¿Actividad inusual o silenciamiento conveniente?
Beatriz Gutiérrez Müller, la escritora y esposa del expresidente Andrés Manuel López Obrador, acaba de poner un dedo en la llaga. La red social X (antes Twitter) le notificó que detectó “actividad inusual” en su cuenta.
La plataforma, propiedad de Elon Musk, le aplicó lo que llama una “etiqueta temporal”. En cristiano: sus publicaciones tendrán menos visibilidad. Menos recomendaciones, menos respuestas destacadas, menos presencia en tendencias.
“Hemos aplicado temporalmente una etiqueta a tus publicaciones para reducir su visibilidad durante un breve periodo”, le comunicó la red social.
La respuesta de Gutiérrez Müller fue un guantezo directo al magnate. Con esa ironía que nace de ver demasiados patrones repetirse, replicó:
“Ni siquiera uso X: solo de vez en cuando- y me mandas este mensaje- ‘menor visibilidad’, ja, ja, ja…”
Ahí está el desafío implícito: si tanto les molesta mi “actividad”, ¿por qué no desaparecen la cuenta directamente?
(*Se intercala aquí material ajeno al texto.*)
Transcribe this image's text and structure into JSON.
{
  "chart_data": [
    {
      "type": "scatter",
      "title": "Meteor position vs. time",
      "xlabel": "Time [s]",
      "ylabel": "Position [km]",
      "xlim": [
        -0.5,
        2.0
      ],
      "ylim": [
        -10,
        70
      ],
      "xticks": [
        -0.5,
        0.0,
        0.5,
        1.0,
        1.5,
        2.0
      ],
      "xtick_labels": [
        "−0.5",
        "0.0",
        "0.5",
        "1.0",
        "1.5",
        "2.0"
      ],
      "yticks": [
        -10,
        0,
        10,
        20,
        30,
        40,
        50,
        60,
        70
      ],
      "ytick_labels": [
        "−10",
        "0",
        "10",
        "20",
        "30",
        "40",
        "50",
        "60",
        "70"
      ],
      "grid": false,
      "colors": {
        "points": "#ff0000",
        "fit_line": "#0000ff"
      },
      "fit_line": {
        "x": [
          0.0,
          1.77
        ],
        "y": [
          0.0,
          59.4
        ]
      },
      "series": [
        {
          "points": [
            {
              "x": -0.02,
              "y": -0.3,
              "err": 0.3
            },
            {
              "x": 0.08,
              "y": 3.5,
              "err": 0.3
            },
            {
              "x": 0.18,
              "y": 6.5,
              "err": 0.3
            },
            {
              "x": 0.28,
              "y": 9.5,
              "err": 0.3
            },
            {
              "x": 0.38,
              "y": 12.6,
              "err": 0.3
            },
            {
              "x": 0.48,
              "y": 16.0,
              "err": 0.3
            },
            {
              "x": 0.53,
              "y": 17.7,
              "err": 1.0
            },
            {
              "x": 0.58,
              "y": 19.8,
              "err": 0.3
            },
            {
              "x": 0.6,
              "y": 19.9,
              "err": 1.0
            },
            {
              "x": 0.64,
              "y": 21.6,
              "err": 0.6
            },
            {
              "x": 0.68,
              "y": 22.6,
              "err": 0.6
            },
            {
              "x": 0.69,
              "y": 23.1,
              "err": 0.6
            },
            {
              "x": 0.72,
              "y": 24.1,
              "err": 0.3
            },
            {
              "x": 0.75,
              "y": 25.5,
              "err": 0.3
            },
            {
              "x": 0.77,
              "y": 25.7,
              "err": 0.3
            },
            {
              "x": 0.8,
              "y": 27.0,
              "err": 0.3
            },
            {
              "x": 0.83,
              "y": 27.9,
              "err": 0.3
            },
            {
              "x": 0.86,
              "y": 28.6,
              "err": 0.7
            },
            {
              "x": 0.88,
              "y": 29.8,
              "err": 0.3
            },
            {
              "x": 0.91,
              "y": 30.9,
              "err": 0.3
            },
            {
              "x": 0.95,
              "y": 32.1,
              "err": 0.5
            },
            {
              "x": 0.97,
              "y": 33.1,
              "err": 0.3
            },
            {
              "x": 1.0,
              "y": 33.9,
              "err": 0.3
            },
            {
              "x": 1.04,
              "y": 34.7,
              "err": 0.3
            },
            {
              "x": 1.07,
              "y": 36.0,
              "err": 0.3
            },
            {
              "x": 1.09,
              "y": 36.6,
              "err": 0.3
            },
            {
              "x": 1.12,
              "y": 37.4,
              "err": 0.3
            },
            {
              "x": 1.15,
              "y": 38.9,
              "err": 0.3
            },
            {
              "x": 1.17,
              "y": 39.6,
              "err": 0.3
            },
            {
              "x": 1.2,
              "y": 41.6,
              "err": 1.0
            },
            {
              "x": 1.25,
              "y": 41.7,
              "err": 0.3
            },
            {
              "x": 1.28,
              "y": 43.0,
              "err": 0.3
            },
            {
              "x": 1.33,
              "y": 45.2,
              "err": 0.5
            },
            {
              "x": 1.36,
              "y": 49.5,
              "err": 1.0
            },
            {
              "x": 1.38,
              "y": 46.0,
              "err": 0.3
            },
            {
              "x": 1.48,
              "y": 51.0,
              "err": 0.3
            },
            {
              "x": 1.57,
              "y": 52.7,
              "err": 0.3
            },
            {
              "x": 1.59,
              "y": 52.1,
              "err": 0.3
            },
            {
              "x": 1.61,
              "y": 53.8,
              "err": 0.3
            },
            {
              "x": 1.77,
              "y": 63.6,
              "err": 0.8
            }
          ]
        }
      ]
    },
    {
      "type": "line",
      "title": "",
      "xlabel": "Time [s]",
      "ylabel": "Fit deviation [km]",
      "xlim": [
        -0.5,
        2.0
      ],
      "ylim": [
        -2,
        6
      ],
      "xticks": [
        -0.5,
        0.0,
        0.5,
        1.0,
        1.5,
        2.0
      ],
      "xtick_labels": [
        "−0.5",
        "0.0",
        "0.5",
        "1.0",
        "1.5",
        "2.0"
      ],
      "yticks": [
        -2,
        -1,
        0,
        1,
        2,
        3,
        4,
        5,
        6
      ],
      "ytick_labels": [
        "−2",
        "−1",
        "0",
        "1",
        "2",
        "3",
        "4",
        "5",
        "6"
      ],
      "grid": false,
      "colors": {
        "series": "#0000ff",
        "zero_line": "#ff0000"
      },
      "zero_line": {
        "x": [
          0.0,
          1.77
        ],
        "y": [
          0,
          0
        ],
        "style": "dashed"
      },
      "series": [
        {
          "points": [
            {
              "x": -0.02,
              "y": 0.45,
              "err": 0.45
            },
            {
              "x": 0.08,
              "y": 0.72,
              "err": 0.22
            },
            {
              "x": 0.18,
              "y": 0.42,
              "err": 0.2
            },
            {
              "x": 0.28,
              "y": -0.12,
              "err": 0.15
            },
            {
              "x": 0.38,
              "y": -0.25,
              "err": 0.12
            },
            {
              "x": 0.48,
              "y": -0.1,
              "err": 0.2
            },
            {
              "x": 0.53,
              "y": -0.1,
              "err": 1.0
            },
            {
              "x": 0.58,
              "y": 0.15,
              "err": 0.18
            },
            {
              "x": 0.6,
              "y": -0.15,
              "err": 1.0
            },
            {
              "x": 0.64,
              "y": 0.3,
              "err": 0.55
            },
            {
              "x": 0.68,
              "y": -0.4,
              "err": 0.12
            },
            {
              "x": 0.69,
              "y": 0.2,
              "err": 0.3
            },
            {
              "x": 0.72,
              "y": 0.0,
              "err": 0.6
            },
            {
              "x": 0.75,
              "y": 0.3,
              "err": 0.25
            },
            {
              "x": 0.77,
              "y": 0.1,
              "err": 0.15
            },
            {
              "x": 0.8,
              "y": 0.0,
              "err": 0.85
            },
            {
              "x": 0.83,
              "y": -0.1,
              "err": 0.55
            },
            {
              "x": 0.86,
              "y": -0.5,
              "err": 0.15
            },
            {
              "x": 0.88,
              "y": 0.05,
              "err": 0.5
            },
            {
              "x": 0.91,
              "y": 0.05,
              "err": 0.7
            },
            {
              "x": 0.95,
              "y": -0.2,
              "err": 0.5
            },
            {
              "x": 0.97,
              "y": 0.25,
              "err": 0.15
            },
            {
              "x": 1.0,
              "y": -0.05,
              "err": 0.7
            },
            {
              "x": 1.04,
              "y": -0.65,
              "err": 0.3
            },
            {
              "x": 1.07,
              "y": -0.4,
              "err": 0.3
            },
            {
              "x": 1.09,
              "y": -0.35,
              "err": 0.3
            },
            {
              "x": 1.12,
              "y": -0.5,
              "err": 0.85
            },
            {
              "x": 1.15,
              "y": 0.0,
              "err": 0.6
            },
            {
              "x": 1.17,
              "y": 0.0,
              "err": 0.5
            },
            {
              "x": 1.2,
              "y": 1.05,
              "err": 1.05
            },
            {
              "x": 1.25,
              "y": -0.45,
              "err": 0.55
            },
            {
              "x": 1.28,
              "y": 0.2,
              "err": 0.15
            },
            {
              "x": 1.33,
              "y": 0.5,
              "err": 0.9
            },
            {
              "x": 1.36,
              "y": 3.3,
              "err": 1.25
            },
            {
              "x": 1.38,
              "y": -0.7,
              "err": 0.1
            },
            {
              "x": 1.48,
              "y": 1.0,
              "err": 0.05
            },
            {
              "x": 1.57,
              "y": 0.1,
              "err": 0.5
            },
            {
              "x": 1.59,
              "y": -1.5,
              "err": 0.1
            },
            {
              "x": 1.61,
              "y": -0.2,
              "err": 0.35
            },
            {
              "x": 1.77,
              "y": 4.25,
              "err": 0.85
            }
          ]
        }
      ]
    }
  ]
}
Es la pregunta que flota entre líneas.
El timing siempre es casual, nunca causal
Musk se llena la boca hablando de libertad de expresión absoluta. Su compra de Twitter fue vendida como una cruzada por el diálogo libre. Pero aquí tenemos a la esposa de un expresidente mexicano –figura constantemente atacada desde ciertos sectores– recibiendo este tipo de notificaciones.
¿Realmente es “actividad inusual”? ¿O es el eufemismo digital para lo que antes llamaban sombra o silenciamiento?
Gutiérrez Müller no es usuaria activa. Lo dice ella misma. Publica ocasionalmente. Entonces, ¿qué actividad tan “inusual” puede generar para merecer esta medida?
La memoria es corta, pero los archivos no. Estos mecanismos de reducción de alcance son herramientas poderosas. Se aplican sin borrar contenido, sin explicaciones claras. Simplemente hacen que tu voz llegue a menos personas.
Es más limpio que una suspensión. Más difícil de cuestionar que un bloqueo. Pero el efecto es similar: amortiguar el mensaje.
Cuando las plataformas se convierten en árbitros de lo visible y lo invisible, cada decisión técnica lleva un peso político. Aunque se vista con términos informáticos.
El reto está sobre la mesa. Veremos si Musk lo recoge o si prefiere mantener esa cómoda ambigüedad donde las reglas del juego cambian según quién juegue.